Cape Cod House Sites in "Freydis"

[…] I aimed for the only spot where logic said the Helgi-Finnbogi house site could have been. Pushing laboriously through the woods, we found a rectangular hollow in that precise spot. […]

The hollow is a perfect rectangle, and is slightly more than 43 feet in length and over 18 feet in width. […] It is just the right size for the number of persons in the Helgi-Finnbogi company to have slept on platforms 6 feet deep along the sides with a corridor 6 1/2 feet wide between the platforms. The platforms, probably about 18 inches above the floor, served as seats in the daytime. They could have had stone or wood foundations with poles across, covered with mats of plaited salt grass on which were laid animal skins. Space beneath the platforms was undoubtedly used for storage.

[…] when I had made a new study of the pertinent passage in the Flateyjarbók text, that the strange repetition in it acquired significance: "built their shed and then constructed a shed." […] The word "shed" (skala meaning shed or hut) is the same in both instances. […] Why did the Helgi-Finnbogi party build two sheds? For the same reason that Leif Erikson's party built two: first a building for themselves to live in, and then a shed over their ship to protect it from water and snow and ice. […] I was so firmly convinced of this that I said I would have full faith in the house site only if a ship-shed site existed near it.
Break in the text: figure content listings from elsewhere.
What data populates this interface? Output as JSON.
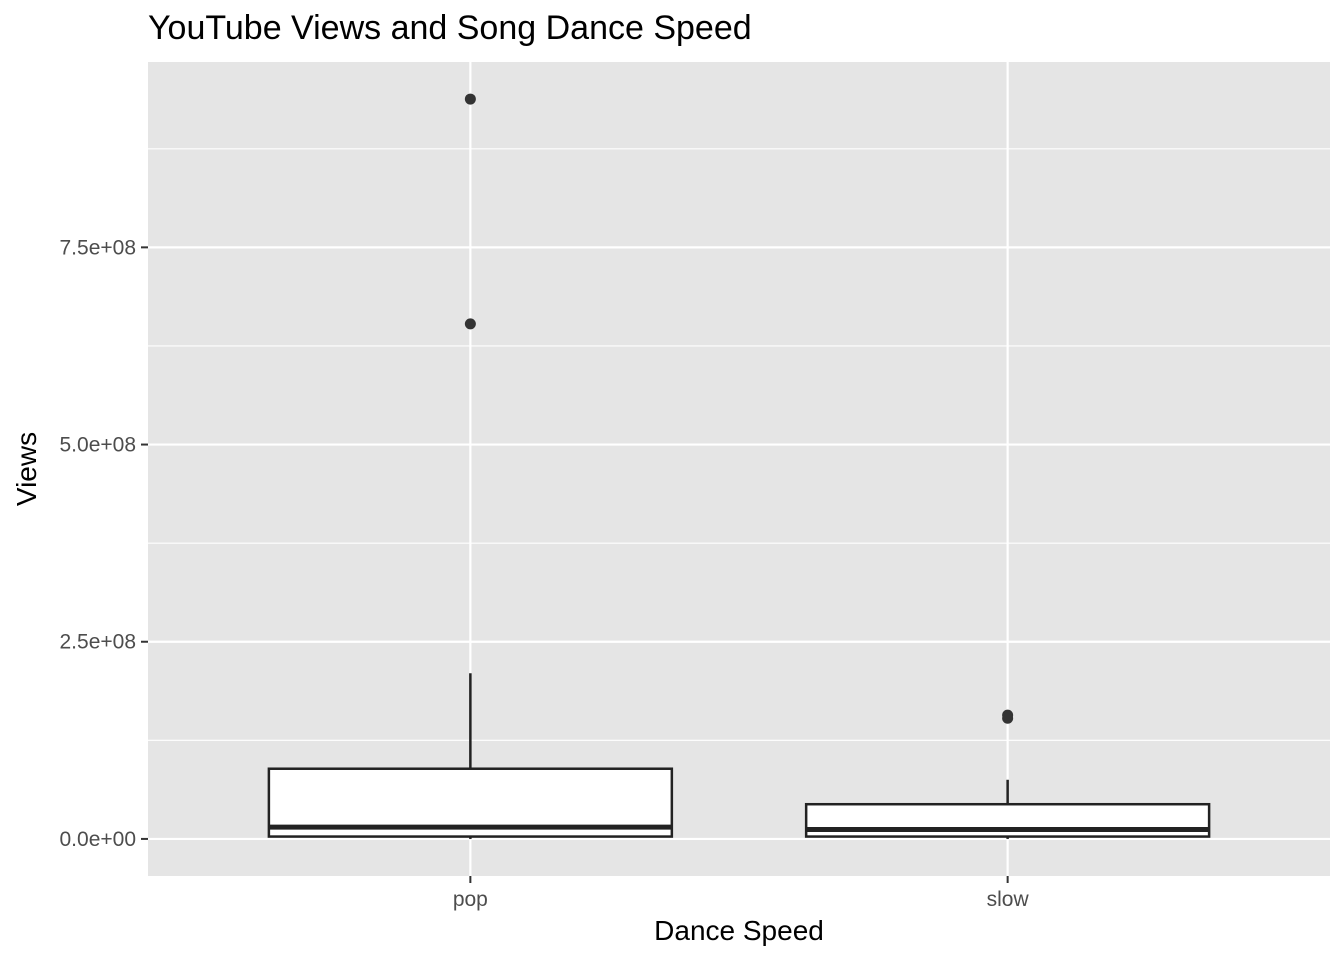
{
  "chart_data": {
    "type": "boxplot",
    "title": "YouTube Views and Song Dance Speed",
    "xlabel": "Dance Speed",
    "ylabel": "Views",
    "categories": [
      "pop",
      "slow"
    ],
    "ylim": [
      -47000000,
      985000000
    ],
    "yticks": [
      {
        "value": 0,
        "label": "0.0e+00"
      },
      {
        "value": 250000000,
        "label": "2.5e+08"
      },
      {
        "value": 500000000,
        "label": "5.0e+08"
      },
      {
        "value": 750000000,
        "label": "7.5e+08"
      }
    ],
    "y_minor_ticks": [
      125000000,
      375000000,
      625000000,
      875000000
    ],
    "grid": true,
    "legend": "none",
    "boxes": [
      {
        "category": "pop",
        "whisker_low": 0,
        "q1": 3000000,
        "median": 15000000,
        "q3": 89000000,
        "whisker_high": 210000000,
        "outliers": [
          653000000,
          938000000
        ]
      },
      {
        "category": "slow",
        "whisker_low": 0,
        "q1": 3000000,
        "median": 12000000,
        "q3": 44000000,
        "whisker_high": 75000000,
        "outliers": [
          153000000,
          157000000
        ]
      }
    ],
    "colors": {
      "panel_background": "#e5e5e5",
      "grid": "#ffffff",
      "box_fill": "#ffffff",
      "box_line": "#222222",
      "outlier": "#333333",
      "tick_text": "#4d4d4d"
    }
  }
}
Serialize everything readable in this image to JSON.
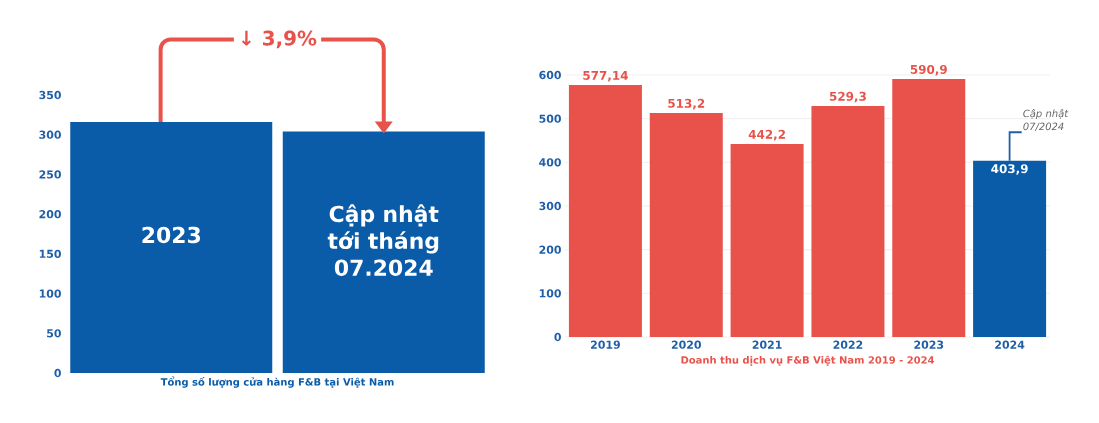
{
  "chart_data": [
    {
      "type": "bar",
      "xlabel": "Tổng số lượng cửa hàng F&B tại Việt Nam",
      "categories": [
        "2023",
        "Cập nhật tới tháng **07.2024**"
      ],
      "values": [
        316,
        304
      ],
      "color": "#0a5ca8",
      "ylim": [
        0,
        350
      ],
      "yticks": [
        0,
        50,
        100,
        150,
        200,
        250,
        300,
        350
      ],
      "annotations": [
        {
          "text": "↓ 3,9%",
          "x": "Cập nhật tới tháng **07.2024**",
          "y": 304
        }
      ]
    },
    {
      "type": "bar",
      "xlabel": "Doanh thu dịch vụ F&B Việt Nam 2019 - 2024",
      "categories": [
        "2019",
        "2020",
        "2021",
        "2022",
        "2023",
        "2024"
      ],
      "values": [
        577.14,
        513.2,
        442.2,
        529.3,
        590.9,
        403.9
      ],
      "value_labels": [
        "577,14",
        "513,2",
        "442,2",
        "529,3",
        "590,9",
        "403,9"
      ],
      "colors": [
        "#e8524a",
        "#e8524a",
        "#e8524a",
        "#e8524a",
        "#e8524a",
        "#0a5ca8"
      ],
      "ylim": [
        0,
        600
      ],
      "yticks": [
        0,
        100,
        200,
        300,
        400,
        500,
        600
      ],
      "grid": "y",
      "annotations": [
        {
          "text": "Cập nhật 07/2024",
          "x": "2024",
          "y": 403.9
        }
      ]
    }
  ]
}
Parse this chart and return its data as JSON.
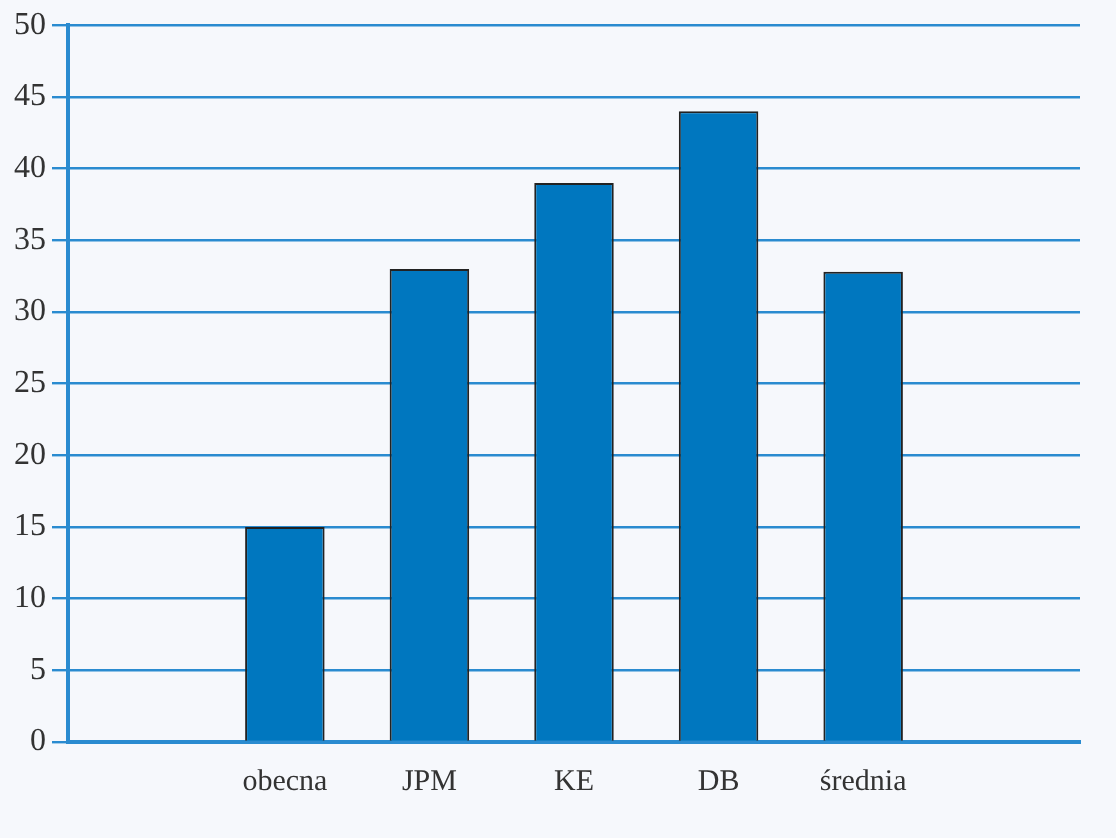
{
  "chart_data": {
    "type": "bar",
    "categories": [
      null,
      "obecna",
      "JPM",
      "KE",
      "DB",
      "średnia",
      null
    ],
    "values": [
      null,
      15,
      33,
      39,
      44,
      32.8,
      null
    ],
    "color": "#0077bf",
    "ylim": [
      0,
      50
    ],
    "yticks": [
      0,
      5,
      10,
      15,
      20,
      25,
      30,
      35,
      40,
      45,
      50
    ],
    "grid": "y",
    "legend": false
  }
}
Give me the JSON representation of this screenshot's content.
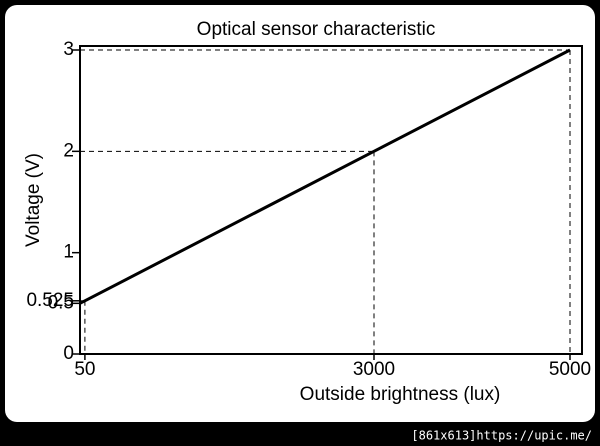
{
  "chart_data": {
    "type": "line",
    "title": "Optical sensor characteristic",
    "x_label": "Outside brightness (lux)",
    "y_label": "Voltage (V)",
    "series": [
      {
        "name": "Voltage",
        "color": "#000000",
        "x": [
          0,
          50,
          3000,
          5000
        ],
        "values": [
          0.5,
          0.525,
          2,
          3
        ]
      }
    ],
    "xlim": [
      0,
      5000
    ],
    "xticks": [
      50,
      3000,
      5000
    ],
    "ylim": [
      0,
      3
    ],
    "yticks": [
      0,
      0.5,
      0.525,
      1,
      2,
      3
    ],
    "guide_lines": "dashed"
  },
  "watermark": "[861x613]https://upic.me/"
}
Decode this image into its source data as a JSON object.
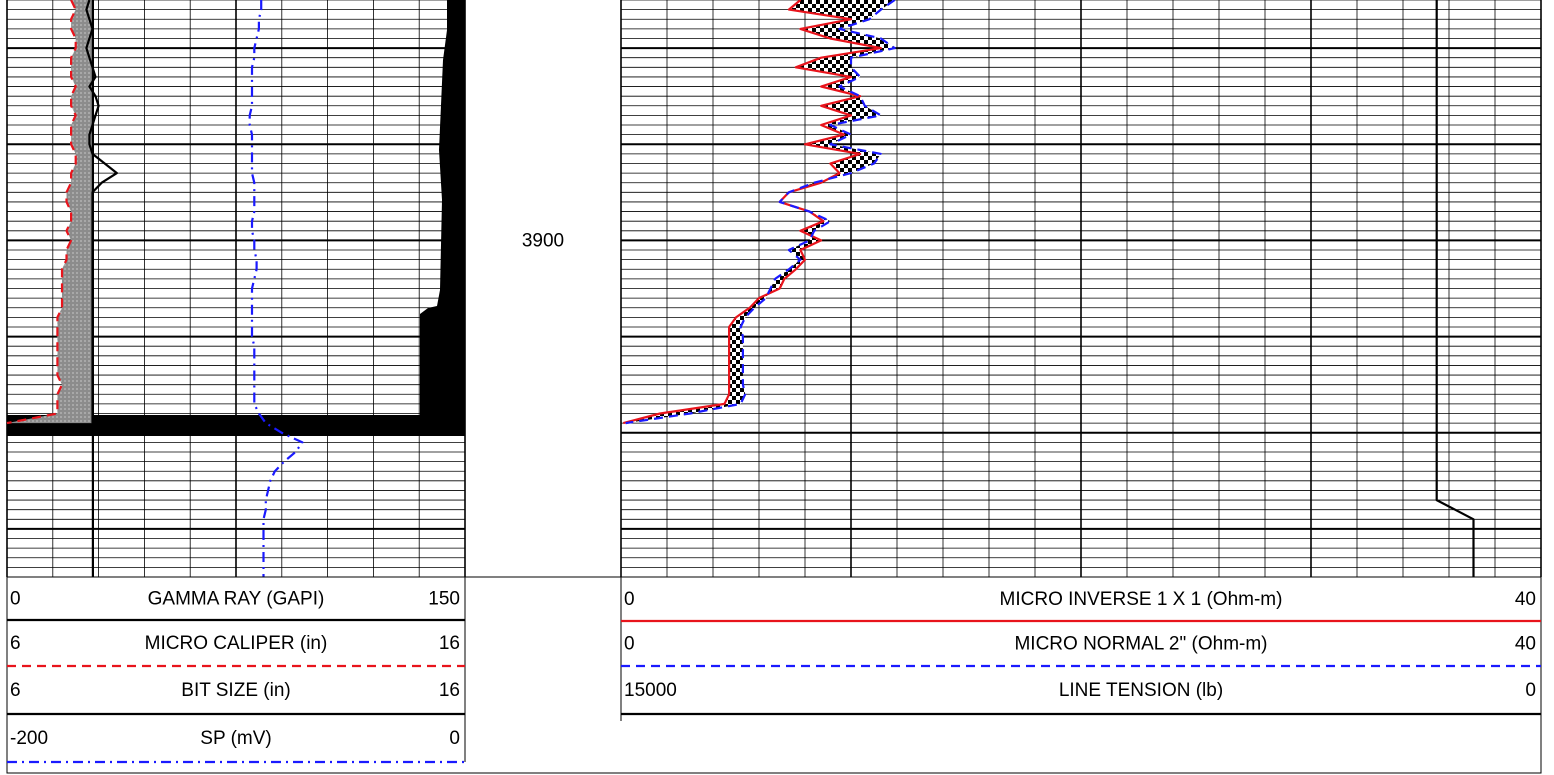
{
  "chart_data": {
    "type": "well-log",
    "ylim": [
      3875,
      3935
    ],
    "yticks": [
      3880,
      3890,
      3900,
      3910,
      3920,
      3930
    ],
    "depth_labels": [
      3900
    ],
    "depth": [
      3875,
      3876,
      3877,
      3878,
      3879,
      3880,
      3881,
      3882,
      3883,
      3884,
      3885,
      3886,
      3887,
      3888,
      3889,
      3890,
      3891,
      3892,
      3893,
      3894,
      3895,
      3896,
      3897,
      3898,
      3899,
      3900,
      3901,
      3902,
      3903,
      3904,
      3905,
      3906,
      3907,
      3908,
      3909,
      3910,
      3911,
      3912,
      3913,
      3914,
      3915,
      3916,
      3917,
      3918,
      3919,
      3920,
      3921,
      3922,
      3923,
      3924,
      3925,
      3926,
      3927,
      3928,
      3929,
      3930,
      3931,
      3932,
      3933,
      3934,
      3935
    ],
    "tracks": [
      {
        "grid_divisions": 10,
        "grid_major_every": 5,
        "fills": [
          {
            "between": [
              1,
              2
            ],
            "style": "gray"
          }
        ],
        "curves": [
          {
            "name": "GAMMA RAY (GAPI)",
            "color": "#000000",
            "dash": "solid",
            "xlim": [
              0,
              150
            ],
            "values": [
              27,
              26,
              27,
              28,
              27,
              26,
              27,
              28,
              29,
              27,
              29,
              30,
              29,
              28,
              27,
              27,
              28,
              32,
              36,
              31,
              28,
              28,
              28,
              28,
              28,
              28,
              28,
              28,
              28,
              28,
              28,
              28,
              28,
              28,
              28,
              28,
              28,
              28,
              28,
              28,
              28,
              28,
              28,
              28,
              28,
              null,
              null,
              null,
              null,
              null,
              null,
              null,
              null,
              null,
              null,
              null,
              null,
              null,
              null,
              null,
              null
            ]
          },
          {
            "name": "MICRO CALIPER (in)",
            "color": "#e8141c",
            "dash": "dashed",
            "xlim": [
              6,
              16
            ],
            "values": [
              7.4,
              7.5,
              7.4,
              7.4,
              7.5,
              7.5,
              7.4,
              7.4,
              7.4,
              7.5,
              7.4,
              7.4,
              7.5,
              7.4,
              7.4,
              7.4,
              7.5,
              7.5,
              7.4,
              7.4,
              7.3,
              7.3,
              7.4,
              7.4,
              7.3,
              7.4,
              7.3,
              7.3,
              7.2,
              7.2,
              7.2,
              7.2,
              7.2,
              7.1,
              7.1,
              7.1,
              7.1,
              7.1,
              7.1,
              7.1,
              7.2,
              7.1,
              7.1,
              7.1,
              6.0,
              null,
              null,
              null,
              null,
              null,
              null,
              null,
              null,
              null,
              null,
              null,
              null,
              null,
              null,
              null,
              null
            ]
          },
          {
            "name": "BIT SIZE (in)",
            "color": "#000000",
            "dash": "solid",
            "xlim": [
              6,
              16
            ],
            "values": [
              7.875,
              7.875,
              7.875,
              7.875,
              7.875,
              7.875,
              7.875,
              7.875,
              7.875,
              7.875,
              7.875,
              7.875,
              7.875,
              7.875,
              7.875,
              7.875,
              7.875,
              7.875,
              7.875,
              7.875,
              7.875,
              7.875,
              7.875,
              7.875,
              7.875,
              7.875,
              7.875,
              7.875,
              7.875,
              7.875,
              7.875,
              7.875,
              7.875,
              7.875,
              7.875,
              7.875,
              7.875,
              7.875,
              7.875,
              7.875,
              7.875,
              7.875,
              7.875,
              7.875,
              7.875,
              7.875,
              7.875,
              7.875,
              7.875,
              7.875,
              7.875,
              7.875,
              7.875,
              7.875,
              7.875,
              7.875,
              7.875,
              7.875,
              7.875,
              7.875,
              7.875
            ]
          },
          {
            "name": "SP (mV)",
            "color": "#1a1aff",
            "dash": "dash-dot",
            "xlim": [
              -200,
              0
            ],
            "values": [
              -89,
              -89,
              -90,
              -90,
              -91,
              -92,
              -92,
              -93,
              -93,
              -93,
              -93,
              -93,
              -94,
              -94,
              -93,
              -93,
              -93,
              -93,
              -93,
              -92,
              -92,
              -92,
              -92,
              -93,
              -93,
              -92,
              -92,
              -91,
              -91,
              -92,
              -93,
              -93,
              -93,
              -93,
              -93,
              -93,
              -92,
              -92,
              -92,
              -92,
              -92,
              -92,
              -92,
              -90,
              -87,
              -80,
              -71,
              -74,
              -79,
              -83,
              -85,
              -86,
              -87,
              -87,
              -88,
              -88,
              -88,
              -88,
              -88,
              -88,
              -88
            ]
          }
        ]
      },
      {
        "grid_divisions": 20,
        "grid_major_every": 5,
        "fills": [
          {
            "between": [
              0,
              1
            ],
            "style": "checker"
          }
        ],
        "curves": [
          {
            "name": "MICRO INVERSE 1 X 1 (Ohm-m)",
            "color": "#e8141c",
            "dash": "solid",
            "xlim": [
              0,
              40
            ],
            "values": [
              7.8,
              7.3,
              10,
              7.8,
              9.1,
              11.3,
              8.7,
              7.6,
              10,
              8.7,
              10.4,
              8.7,
              10,
              8.7,
              9.7,
              8,
              10.4,
              9.1,
              9.5,
              8.7,
              7.3,
              6.9,
              8.2,
              8.8,
              7.8,
              8.7,
              7.8,
              8,
              7.6,
              7.1,
              6.9,
              6,
              5.6,
              5,
              4.7,
              4.7,
              4.7,
              4.7,
              4.7,
              4.7,
              4.7,
              4.7,
              4.5,
              1.7,
              0.1,
              null,
              null,
              null,
              null,
              null,
              null,
              null,
              null,
              null,
              null,
              null,
              null,
              null,
              null,
              null,
              null
            ]
          },
          {
            "name": "MICRO NORMAL 2\" (Ohm-m)",
            "color": "#1a1aff",
            "dash": "dashed",
            "xlim": [
              0,
              40
            ],
            "values": [
              11.9,
              11.3,
              10.8,
              9.5,
              11.3,
              11.9,
              10,
              10,
              10.4,
              9.5,
              10.4,
              10.6,
              11.3,
              9.1,
              10,
              9.1,
              11.3,
              11,
              10,
              8.4,
              7.3,
              6.9,
              8.2,
              9.1,
              8.4,
              8.2,
              7.3,
              7.8,
              7.3,
              6.7,
              6.5,
              6.3,
              5.8,
              5.4,
              5.2,
              5.3,
              5.3,
              5.3,
              5.3,
              5.3,
              5.3,
              5.4,
              5.2,
              3,
              0.2,
              null,
              null,
              null,
              null,
              null,
              null,
              null,
              null,
              null,
              null,
              null,
              null,
              null,
              null,
              null,
              null
            ]
          },
          {
            "name": "LINE TENSION (lb)",
            "color": "#000000",
            "dash": "solid",
            "xlim": [
              15000,
              0
            ],
            "values": [
              1700,
              1700,
              1700,
              1700,
              1700,
              1700,
              1700,
              1700,
              1700,
              1700,
              1700,
              1700,
              1700,
              1700,
              1700,
              1700,
              1700,
              1700,
              1700,
              1700,
              1700,
              1700,
              1700,
              1700,
              1700,
              1700,
              1700,
              1700,
              1700,
              1700,
              1700,
              1700,
              1700,
              1700,
              1700,
              1700,
              1700,
              1700,
              1700,
              1700,
              1700,
              1700,
              1700,
              1700,
              1700,
              1700,
              1700,
              1700,
              1700,
              1700,
              1700,
              1700,
              1700,
              1400,
              1100,
              1100,
              1100,
              1100,
              1100,
              1100,
              1100
            ]
          }
        ]
      }
    ]
  }
}
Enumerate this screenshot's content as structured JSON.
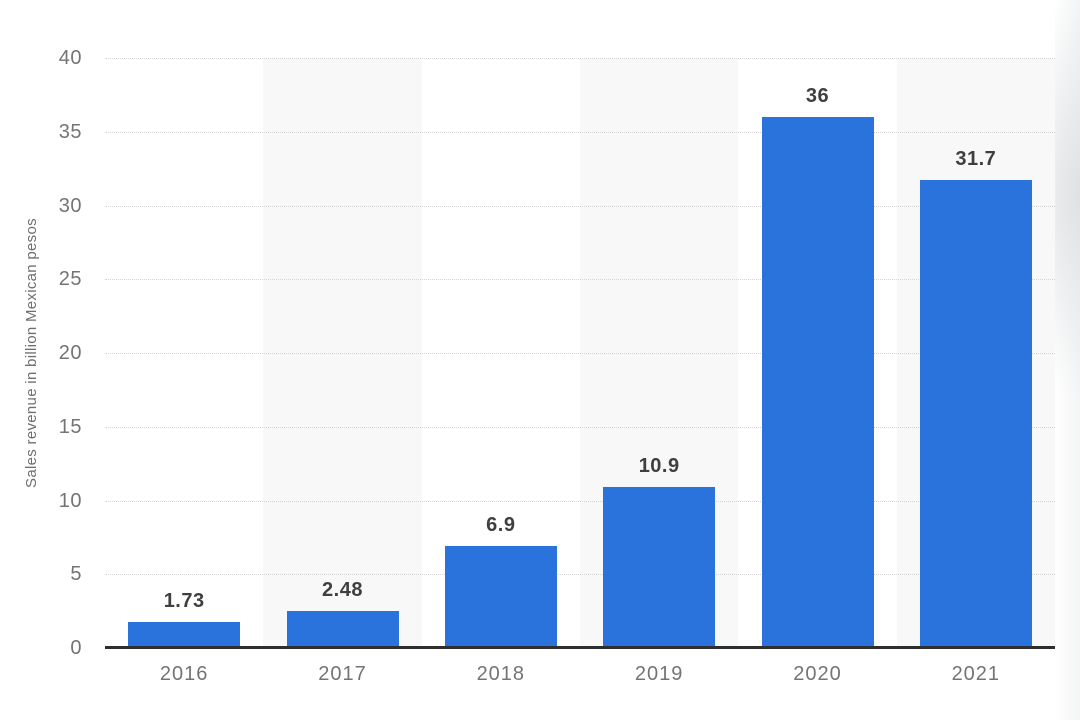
{
  "page": {
    "background": "#ffffff"
  },
  "chart_data": {
    "type": "bar",
    "title": "",
    "categories": [
      "2016",
      "2017",
      "2018",
      "2019",
      "2020",
      "2021"
    ],
    "values": [
      1.73,
      2.48,
      6.9,
      10.9,
      36,
      31.7
    ],
    "value_labels": [
      "1.73",
      "2.48",
      "6.9",
      "10.9",
      "36",
      "31.7"
    ],
    "xlabel": "",
    "ylabel": "Sales revenue in billion Mexican pesos",
    "ylim": [
      0,
      40
    ],
    "yticks": [
      0,
      5,
      10,
      15,
      20,
      25,
      30,
      35,
      40
    ],
    "grid": "horizontal-dotted",
    "legend": "none",
    "plot_bands": "alternating column shading on 2017, 2019, 2021",
    "colors": {
      "bar": "#2b73dc",
      "band": "#f8f8f8",
      "gridline": "#d5d5d5",
      "baseline": "#2e2e2e",
      "axis_text": "#747474",
      "value_label_text": "#3f3f3f",
      "y_title_text": "#6f6f6f"
    }
  }
}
[…] The boat-shed site was an excavation into the bank. It was close to 20 feet wide, and with visible remains of at least 53% feet in length. Its longitudinal axis, like that of the house site, was east-west. The house site was parallel with the edge of the bank, but the boat-shed site was located where the bank curved around so that its length was at right angles to the edge. At the inner or west end of the boat-shed site there is an excavated area extending southward. This could have been a storeroom for gear removed from the ship.